A man on a park bench invites a passerby into a conversation about logic. He explains "affirming the consequent" -- a logical fallacy where you assume that because "if A then B" is true, and B is true, then A must be true. He gives an example: "If I'm a nice person, I'd have told you about me. Since I've told you about me, I must be a nice person." The passerby agrees: "That's a good point."

The passerby then asks where they're going, and the man responds: "Back to my house, to make you be an anti-vaccination pundit." The passerby shouts "Nooooooo!"

The Humor

The comic demonstrates the logical fallacy of affirming the consequent in action. The man on the bench uses the fallacy to "prove" he is a nice person, and the passerby falls for it, not recognizing that the argument is invalid. The structure "If P then Q; Q; therefore P" is a well-known logical error -- many non-nice people also talk about themselves.
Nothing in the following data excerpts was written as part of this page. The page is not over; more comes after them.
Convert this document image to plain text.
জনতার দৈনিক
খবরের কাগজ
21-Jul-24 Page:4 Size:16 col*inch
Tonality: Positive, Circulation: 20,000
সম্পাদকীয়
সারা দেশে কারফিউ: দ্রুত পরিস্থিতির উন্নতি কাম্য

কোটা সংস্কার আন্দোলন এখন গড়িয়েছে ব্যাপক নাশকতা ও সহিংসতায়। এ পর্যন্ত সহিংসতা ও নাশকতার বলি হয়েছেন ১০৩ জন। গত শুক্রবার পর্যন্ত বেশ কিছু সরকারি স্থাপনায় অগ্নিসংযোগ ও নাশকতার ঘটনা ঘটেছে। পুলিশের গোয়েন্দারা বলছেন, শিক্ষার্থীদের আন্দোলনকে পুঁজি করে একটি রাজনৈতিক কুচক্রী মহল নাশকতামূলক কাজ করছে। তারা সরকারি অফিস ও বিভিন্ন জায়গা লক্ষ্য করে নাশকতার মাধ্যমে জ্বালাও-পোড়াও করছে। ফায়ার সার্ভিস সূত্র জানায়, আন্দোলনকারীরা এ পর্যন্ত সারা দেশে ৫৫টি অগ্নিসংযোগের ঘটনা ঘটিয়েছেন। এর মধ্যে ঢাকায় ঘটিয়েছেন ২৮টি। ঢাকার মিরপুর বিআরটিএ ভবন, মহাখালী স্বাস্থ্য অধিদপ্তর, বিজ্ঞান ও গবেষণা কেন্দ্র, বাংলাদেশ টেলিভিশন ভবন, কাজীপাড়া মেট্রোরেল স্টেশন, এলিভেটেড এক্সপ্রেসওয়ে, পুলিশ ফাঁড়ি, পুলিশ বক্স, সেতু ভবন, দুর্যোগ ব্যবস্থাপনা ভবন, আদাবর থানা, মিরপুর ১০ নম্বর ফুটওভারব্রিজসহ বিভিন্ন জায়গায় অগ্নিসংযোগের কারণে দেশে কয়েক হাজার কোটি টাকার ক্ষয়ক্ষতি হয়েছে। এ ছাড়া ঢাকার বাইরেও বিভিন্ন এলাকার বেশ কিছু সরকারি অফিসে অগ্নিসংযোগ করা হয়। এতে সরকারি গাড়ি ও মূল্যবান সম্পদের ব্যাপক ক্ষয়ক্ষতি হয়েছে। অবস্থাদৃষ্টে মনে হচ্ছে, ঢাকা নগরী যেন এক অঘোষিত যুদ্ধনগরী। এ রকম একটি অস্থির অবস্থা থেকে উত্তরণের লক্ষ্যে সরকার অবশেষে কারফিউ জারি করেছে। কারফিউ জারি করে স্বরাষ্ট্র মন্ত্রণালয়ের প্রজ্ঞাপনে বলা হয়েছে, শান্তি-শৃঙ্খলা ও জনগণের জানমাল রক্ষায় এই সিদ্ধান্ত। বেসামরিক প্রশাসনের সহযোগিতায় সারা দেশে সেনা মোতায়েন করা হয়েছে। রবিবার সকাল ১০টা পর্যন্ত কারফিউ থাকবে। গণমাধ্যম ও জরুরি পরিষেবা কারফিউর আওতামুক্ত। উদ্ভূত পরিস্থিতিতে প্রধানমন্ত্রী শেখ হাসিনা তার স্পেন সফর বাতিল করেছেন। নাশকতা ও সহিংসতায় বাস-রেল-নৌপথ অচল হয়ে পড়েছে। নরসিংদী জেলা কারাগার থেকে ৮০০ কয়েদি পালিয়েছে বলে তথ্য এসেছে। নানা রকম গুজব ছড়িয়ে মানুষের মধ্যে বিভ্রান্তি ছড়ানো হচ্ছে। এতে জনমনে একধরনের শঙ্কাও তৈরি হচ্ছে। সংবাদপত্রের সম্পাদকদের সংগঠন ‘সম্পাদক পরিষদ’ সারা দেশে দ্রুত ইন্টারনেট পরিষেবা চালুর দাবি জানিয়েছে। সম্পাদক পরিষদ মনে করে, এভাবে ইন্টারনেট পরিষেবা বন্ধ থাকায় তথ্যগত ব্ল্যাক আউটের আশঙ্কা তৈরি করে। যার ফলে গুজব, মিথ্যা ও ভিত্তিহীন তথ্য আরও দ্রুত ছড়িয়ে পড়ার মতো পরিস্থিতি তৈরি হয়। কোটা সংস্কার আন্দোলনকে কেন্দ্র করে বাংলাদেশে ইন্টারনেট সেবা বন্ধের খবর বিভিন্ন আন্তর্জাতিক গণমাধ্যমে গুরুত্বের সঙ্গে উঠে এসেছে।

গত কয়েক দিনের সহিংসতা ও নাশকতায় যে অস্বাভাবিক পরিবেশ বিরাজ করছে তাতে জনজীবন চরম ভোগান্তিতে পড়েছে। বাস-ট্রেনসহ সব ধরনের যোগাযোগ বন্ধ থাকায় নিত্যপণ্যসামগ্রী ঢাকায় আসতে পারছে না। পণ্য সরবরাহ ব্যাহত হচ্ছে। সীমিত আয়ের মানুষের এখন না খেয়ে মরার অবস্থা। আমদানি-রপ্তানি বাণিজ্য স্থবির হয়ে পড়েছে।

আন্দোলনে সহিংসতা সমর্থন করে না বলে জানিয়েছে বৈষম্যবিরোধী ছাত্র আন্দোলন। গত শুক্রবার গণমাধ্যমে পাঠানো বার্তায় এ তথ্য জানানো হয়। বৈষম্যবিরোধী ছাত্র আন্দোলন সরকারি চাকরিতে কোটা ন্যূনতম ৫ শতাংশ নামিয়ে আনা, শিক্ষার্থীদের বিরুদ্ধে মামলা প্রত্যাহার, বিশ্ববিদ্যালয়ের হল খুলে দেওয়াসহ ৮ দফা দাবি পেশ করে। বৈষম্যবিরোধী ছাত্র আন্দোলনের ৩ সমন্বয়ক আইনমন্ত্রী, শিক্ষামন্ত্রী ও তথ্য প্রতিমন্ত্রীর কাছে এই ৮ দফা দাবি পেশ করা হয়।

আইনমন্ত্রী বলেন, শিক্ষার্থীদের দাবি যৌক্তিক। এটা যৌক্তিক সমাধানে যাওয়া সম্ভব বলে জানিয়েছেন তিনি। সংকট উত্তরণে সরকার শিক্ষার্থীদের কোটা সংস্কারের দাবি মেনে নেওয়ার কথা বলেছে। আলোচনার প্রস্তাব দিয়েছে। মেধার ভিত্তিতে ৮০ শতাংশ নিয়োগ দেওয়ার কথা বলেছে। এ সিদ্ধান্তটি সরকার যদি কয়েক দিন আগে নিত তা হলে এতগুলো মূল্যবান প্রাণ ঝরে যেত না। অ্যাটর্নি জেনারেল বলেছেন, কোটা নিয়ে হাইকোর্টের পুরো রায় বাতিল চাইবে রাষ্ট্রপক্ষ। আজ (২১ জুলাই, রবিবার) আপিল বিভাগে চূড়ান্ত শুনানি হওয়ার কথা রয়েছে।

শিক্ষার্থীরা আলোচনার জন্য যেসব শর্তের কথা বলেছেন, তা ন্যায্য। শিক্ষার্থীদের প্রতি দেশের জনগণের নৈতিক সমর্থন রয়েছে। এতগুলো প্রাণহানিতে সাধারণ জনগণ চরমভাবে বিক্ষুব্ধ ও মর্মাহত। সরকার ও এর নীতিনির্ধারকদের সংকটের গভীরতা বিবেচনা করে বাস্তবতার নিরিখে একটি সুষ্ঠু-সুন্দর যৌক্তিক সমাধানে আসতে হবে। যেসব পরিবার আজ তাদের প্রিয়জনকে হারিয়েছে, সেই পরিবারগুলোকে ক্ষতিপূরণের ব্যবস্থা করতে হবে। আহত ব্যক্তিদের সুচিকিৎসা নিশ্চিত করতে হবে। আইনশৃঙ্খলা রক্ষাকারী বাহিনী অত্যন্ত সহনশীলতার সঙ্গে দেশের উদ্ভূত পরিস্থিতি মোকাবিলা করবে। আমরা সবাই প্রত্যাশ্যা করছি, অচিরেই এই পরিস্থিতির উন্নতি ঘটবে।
The dark twist in the punchline is that the man is actually a sinister recruiter using faulty logic to manipulate people. His goal -- turning someone into an anti-vaccination pundit -- suggests that anti-vaccination advocacy is built on similarly flawed reasoning. The comic implies that people who fall for basic logical fallacies are vulnerable to being recruited into movements built on bad logic, such as the anti-vaccination movement, which relies on fallacious reasoning like confusing correlation with causation.

References

  • Affirming the consequent is a formal logical fallacy: "If P then Q; Q is true; therefore P is true." A valid form would be modus ponens: "If P then Q; P is true; therefore Q is true."
  • The anti-vaccination movement has been widely criticized by scientists and medical professionals for relying on debunked studies and logical fallacies.